Not long ago, Robert Chen from Software Engineering wrote a blog post about the Strata Data Conference. As he mentions, one of the nice learning opportunities at Enova includes conference travel. I’m here to discuss the Open Data Science Conference that several of us from Enova’s Analytics team attended.
The first two days focused on a Business Summit and longer workshops/trainings. The last two days focused on shorter talks. (There was also one pre-conference day of bootcamps and a career fair.) Talks had a variety of focus areas, which I’d categorize as: ML/DS techniques, platforms, ethics, MLOps, and business needs. I tried to attend talks from all the focus areas, and below I’ll try to aggregate key takeaways; it’s worth noting that there were ~200 talks, so other attendees may have left with very different experiences.
It also seemed like a great lineup of talks. When I exported my first-draft schedule to my calendar, I had a number of time slots that were quadruple-booked!
All three keynote talks had a significant focus on ethics in ML/AI. Several other talks and workshops also had a focus on ethics, and even more talks at least mentioned ethical concerns. We were provided with several famous and less-famous examples of where AI tools have failed ethical or security tests:
- learning bias from training data
- being susceptible to adversarial attacks (poisoning a training set, or just probing [even a black-box] model in production and constructing adversarial inputs [video])
- failing to protect private data (reverse-engineering training data from black-box model [BAIR blog])
There has been a push, then, to create tools to monitor models for bias and better anonymize data. There is also a more general push for more interpretable models or explainability wrappers for black-box models, to make the decisioning more transparent and auditable.
ML Techniques and Best Practices
Talks ran the gamut here, from missing-value imputation to bleeding-edge computer vision research.
- CatBoost – I’ve personally been skeptical of some of the methods used in the package, but it’s probably time to do some experiments on our datasets.
- adversarial noise for testing/improving model robustness – It’s not clear to me whether training on the noised data is sound (pun unintended, but enjoyed), but at least this seems useful for understanding where your model’s decisions are highly volatile. [IBM open-source package]
- graph/network applications – My academic research was in graph theory, so it’s great to look into applications at Enova. That’s been on my to do list for a while, but some of the conversations at ODSC have generated new ideas and bumped the topic a little higher on the list.
- dabl, a(n extremely) young human-in-the-loop ML package by sklearn core dev Andreas Mueller.

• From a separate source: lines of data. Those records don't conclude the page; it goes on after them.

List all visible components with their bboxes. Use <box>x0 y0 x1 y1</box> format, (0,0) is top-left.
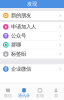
staticText: 群聊 <box>11 42 21 48</box>
staticText: 微信 <box>4 93 12 98</box>
button[interactable]: 发现 <box>32 83 48 100</box>
staticText: 新的朋友 <box>11 12 31 19</box>
button[interactable]: 我 <box>48 83 64 100</box>
button[interactable]: 企业微信 <box>0 64 64 74</box>
staticText: 企业微信 <box>11 66 31 72</box>
staticText: 我 <box>54 93 58 98</box>
staticText: 通讯录 <box>18 93 30 98</box>
staticText: 公众号 <box>11 32 26 39</box>
button[interactable]: 公众号 <box>0 32 64 40</box>
button[interactable]: 新的朋友 <box>0 11 64 20</box>
staticText: 发现 <box>27 1 37 7</box>
staticText: 标签组 <box>11 51 26 57</box>
button[interactable]: 微信 <box>0 83 16 100</box>
button[interactable]: 申请加入人 <box>0 22 64 32</box>
button[interactable]: 标签组 <box>0 50 64 58</box>
staticText: 申请加入人 <box>11 24 36 30</box>
button[interactable]: 群聊 <box>0 40 64 50</box>
button[interactable]: 通讯录 <box>16 83 32 100</box>
staticText: 发现 <box>36 93 44 98</box>
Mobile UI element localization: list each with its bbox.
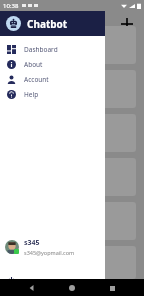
button[interactable]: Add [116,13,138,35]
staticText: Chatbot [27,17,68,31]
button[interactable]: Toggle [8,114,136,152]
button[interactable]: Toggle [8,26,136,64]
button[interactable]: Toggle [8,246,136,279]
button[interactable]: Recent apps [104,280,120,296]
button[interactable]: Back [24,280,40,296]
staticText: About [24,60,43,69]
button[interactable]: Toggle [8,202,136,240]
button[interactable]: Toggle [8,158,136,196]
button[interactable]: Help [0,87,105,102]
staticText: s345@yopmail.com [24,249,75,256]
button[interactable]: Chatbot [0,11,105,36]
button[interactable]: About [0,57,105,72]
button[interactable]: Dashboard [0,42,105,57]
staticText: s345 [24,238,40,248]
button[interactable]: Home [64,280,80,296]
button[interactable]: Account [0,72,105,87]
button[interactable]: Toggle [18,40,38,50]
staticText: Sign Out [24,277,51,286]
button[interactable]: Sign Out [0,272,105,290]
button[interactable]: Back [24,280,40,296]
button[interactable]: Recent apps [104,280,120,296]
button[interactable]: Toggle [8,70,136,108]
staticText: Help [24,90,39,99]
staticText: Dashboard [24,45,58,54]
button[interactable]: Toggle [18,84,38,94]
button[interactable]: Home [64,280,80,296]
button[interactable]: s345 [0,234,105,260]
staticText: 10:38 [3,2,19,10]
staticText: Account [24,75,49,84]
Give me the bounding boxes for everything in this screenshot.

It seems promising, and we’re already duplicating some simple internal tools.
- Shanghang Zhang gave a really great talk on neural networks that can generalize to new domains and unseen categories [one relevant paper]. Most of this work is advanced computer vision and not immediately useful at to what we do, but it was super interesting.

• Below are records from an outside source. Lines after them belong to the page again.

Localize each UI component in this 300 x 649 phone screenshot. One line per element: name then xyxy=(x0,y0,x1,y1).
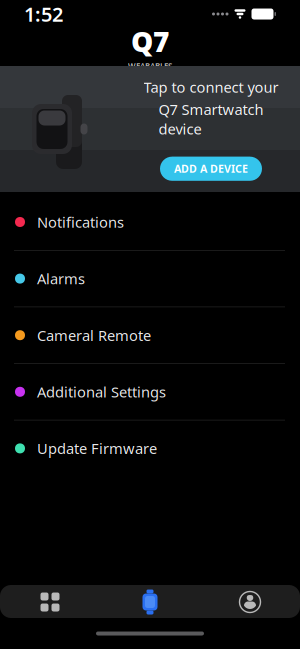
staticText: Cameral Remote xyxy=(37,326,151,345)
staticText: Tap to connect your xyxy=(144,77,278,97)
button[interactable]: Cameral Remote xyxy=(0,307,300,363)
staticText: WEARABLES xyxy=(128,61,172,71)
staticText: Q7 xyxy=(131,23,169,60)
button[interactable]: Tap to connect your xyxy=(0,66,300,192)
staticText: 1:52 xyxy=(24,1,63,27)
button[interactable]: ADD A DEVICE xyxy=(160,157,262,181)
staticText: Alarms xyxy=(37,269,85,288)
button[interactable]: Device xyxy=(100,586,200,618)
button[interactable]: Notifications xyxy=(0,194,300,250)
staticText: Update Firmware xyxy=(37,439,157,458)
staticText: Notifications xyxy=(37,212,124,232)
button[interactable]: Apps xyxy=(0,586,100,618)
staticText: Additional Settings xyxy=(37,382,166,402)
staticText: Q7 Smartwatch device xyxy=(158,100,264,139)
button[interactable]: Alarms xyxy=(0,251,300,307)
staticText: ADD A DEVICE xyxy=(174,162,248,176)
button[interactable]: Additional Settings xyxy=(0,364,300,420)
button[interactable]: Update Firmware xyxy=(0,420,300,476)
button[interactable]: Profile xyxy=(200,586,300,618)
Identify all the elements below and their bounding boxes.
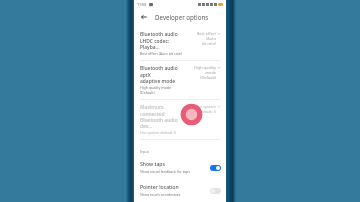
staticText: Best effort (Auto bit rate) (188, 31, 216, 46)
button[interactable]: Bluetooth audio LHDC codec: Playba... (134, 27, 226, 60)
staticText: Best effort (Auto bit rate) (140, 51, 182, 56)
staticText: Input (140, 149, 149, 154)
staticText: Show touch coordinates (140, 192, 181, 197)
button[interactable]: Bluetooth audio aptX adaptive mode (134, 61, 226, 99)
staticText: Bluetooth audio LHDC codec: Playba... (140, 31, 185, 50)
staticText: Bluetooth audio aptX adaptive mode (140, 65, 185, 84)
staticText: Developer options (155, 13, 209, 21)
button[interactable]: Pointer location (134, 179, 226, 202)
staticText: High quality mode (Default) (140, 85, 172, 95)
button[interactable]: On (210, 165, 221, 171)
button[interactable]: Maximum connected Bluetooth audio dev... (134, 100, 226, 139)
button[interactable]: Off (210, 188, 221, 194)
button[interactable]: Show taps (134, 156, 226, 179)
button[interactable]: Back (139, 12, 149, 22)
staticText: Use system default: 5 (188, 104, 216, 114)
staticText: High quality mode (Default) (188, 65, 216, 80)
staticText: 11:50 (137, 2, 147, 7)
staticText: Show taps (140, 161, 165, 168)
staticText: Use system default: 5 (140, 130, 177, 135)
staticText: Maximum connected Bluetooth audio dev... (140, 104, 185, 129)
staticText: Pointer location (140, 184, 179, 191)
staticText: Show visual feedback for taps (140, 169, 191, 174)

A number of talks leaned in the direction of software engineering, with tools and processes for standardizing and productionalizing the machine learning workflow.
MLFlow, CookieCutter, and Project Orbyter stood out as worth using or at least adopting pieces of into our data science workflow.
Also of interest was the presentation on Uber’s experimentation tracking tool.
The Business Side
I tried to make it to a few of the Business Summit talks, though the schedules for those talks didn’t line up well with the main event talks.
- Cassie Kozyrkov, Google’s Chief Decision Scientist and excellent public speaker, gave a great talk describing her taxonomy of the (famously ill-defined) field of Data Science. There’s a blog version at TowardsDataScience.
- Michael Xiao of BCBS gave a nice talk on data science Centers of Excellence and the extent to which different processes should be centralized into such a team. [video of a similar talk]
Go forth and Science some Data! (And, if you’re in the San Francisco area, go grab yourself an It’s It.)